Sim. O art. 20 da Lei 8.213/91 equipara a doença profissional e a doença do trabalho ao acidente de trabalho para todos os efeitos. Isso significa que o trabalhador acometido por doença ocupacional pode ter os mesmos direitos de quem sofreu um acidente típico, como o auxílio-doença acidentário (B91), a estabilidade provisória e, conforme o caso, a indenização por danos.
Quem tem doença ocupacional tem estabilidade no emprego?
Pode ter. A Súmula 378 do TST assegura a estabilidade provisória de 12 meses do art. 118 da Lei 8.213/91. Pelo Tema 125 do TST, firmado em recurso repetitivo (acórdão publicado em 09/05/2025), a estabilidade independe de afastamento superior a 15 dias ou de recebimento de auxílio-doença acidentário, bastando o reconhecimento do nexo causal ou concausal entre a doença e o trabalho.
Qual a diferença entre auxílio-doença comum (B31) e acidentário (B91)?
O auxílio-doença comum (espécie B31) decorre de doença sem relação com o trabalho. O auxílio-doença acidentário (espécie B91) é concedido quando há nexo entre a incapacidade e a atividade laboral. O B91 é o que assegura a contagem de tempo para a estabilidade e o recolhimento do FGTS durante o afastamento.
Como comprovar que a doença foi causada pelo trabalho?
A comprovação se dá pelo nexo causal, normalmente por perícia médica, laudos, exames, CAT (Comunicação de Acidente de Trabalho) e pelo histórico de função. O INSS também aplica o NTEP (Nexo Técnico Epidemiológico Previdenciário, art. 21-A da Lei 8.213/91), que presume a origem ocupacional quando há associação estatística entre a doença e a atividade econômica da empresa.
A empresa pode demitir trabalhador com doença ocupacional?

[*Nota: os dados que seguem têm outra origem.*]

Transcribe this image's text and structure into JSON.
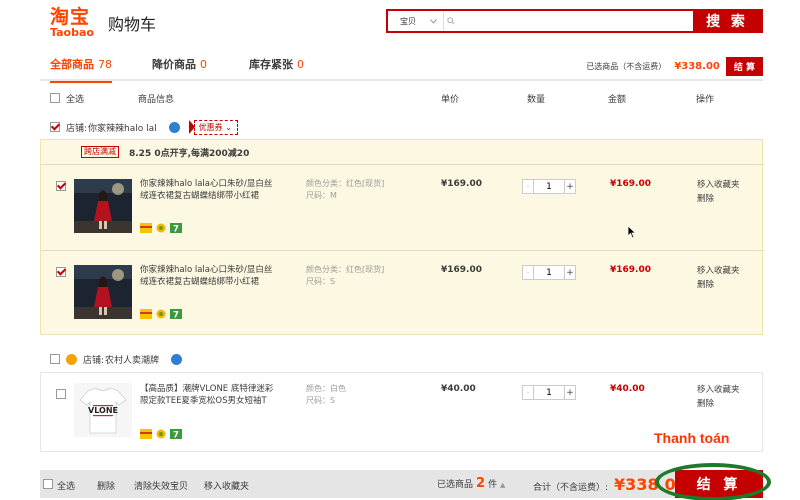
{
  "brand": {
    "cn": "淘宝",
    "en": "Taobao"
  },
  "page_title": "购物车",
  "search": {
    "category": "宝贝",
    "value": "",
    "button": "搜 索"
  },
  "tabs": [
    {
      "label": "全部商品",
      "count": "78"
    },
    {
      "label": "降价商品",
      "count": "0"
    },
    {
      "label": "库存紧张",
      "count": "0"
    }
  ],
  "summary": {
    "label": "已选商品（不含运费）",
    "price": "¥338.00",
    "checkout": "结 算"
  },
  "table_headers": {
    "select_all": "全选",
    "info": "商品信息",
    "unit_price": "单价",
    "qty": "数量",
    "amount": "金额",
    "ops": "操作"
  },
  "shops": [
    {
      "name": "店铺:",
      "owner": "你家辣辣halo lal",
      "coupon": "优惠券",
      "promo_badge": "跨店满减",
      "promo_text": "8.25 0点开亨,每满200减20",
      "items": [
        {
          "title": "你家辣辣halo lala心口朱砂/显白丝绒连衣裙复古蝴蝶结绑带小红裙",
          "sku_color": "颜色分类：红色[现货]",
          "sku_size": "尺码：M",
          "unit_price": "¥169.00",
          "qty": "1",
          "amount": "¥169.00",
          "op_fav": "移入收藏夹",
          "op_delete": "删除"
        },
        {
          "title": "你家辣辣halo lala心口朱砂/显白丝绒连衣裙复古蝴蝶结绑带小红裙",
          "sku_color": "颜色分类：红色[现货]",
          "sku_size": "尺码：S",
          "unit_price": "¥169.00",
          "qty": "1",
          "amount": "¥169.00",
          "op_fav": "移入收藏夹",
          "op_delete": "删除"
        }
      ]
    },
    {
      "name": "店铺:",
      "owner": "农村人卖潮牌",
      "items": [
        {
          "title": "【高品质】潮牌VLONE 底特律迷彩限定款TEE夏季宽松OS男女短袖T",
          "sku_color": "颜色：白色",
          "sku_size": "尺码：S",
          "unit_price": "¥40.00",
          "qty": "1",
          "amount": "¥40.00",
          "op_fav": "移入收藏夹",
          "op_delete": "删除"
        }
      ]
    }
  ],
  "annotation": "Thanh toán",
  "footer": {
    "select_all": "全选",
    "delete": "删除",
    "clear_invalid": "清除失效宝贝",
    "move_fav": "移入收藏夹",
    "selected_label": "已选商品",
    "selected_count": "2",
    "selected_unit": "件",
    "total_label": "合计（不含运费）:",
    "total": "¥338.00",
    "checkout": "结 算"
  },
  "colors": {
    "accent": "#ff4400",
    "brand_red": "#c40000",
    "shop_bg": "#fcf8e2",
    "ring": "#1c7a2a"
  }
}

A dispensa durante o período de estabilidade é, em regra, inválida. Reconhecida a doença ocupacional com nexo, o trabalhador pode pleitear a reintegração ou a indenização substitutiva do período estabilitário, além de eventual reparação por danos morais e materiais quando demonstrada culpa do empregador.
Este conteúdo tem caráter informativo e não substitui a análise individualizada de um advogado. Cada situação possui particularidades que devem ser avaliadas tecnicamente.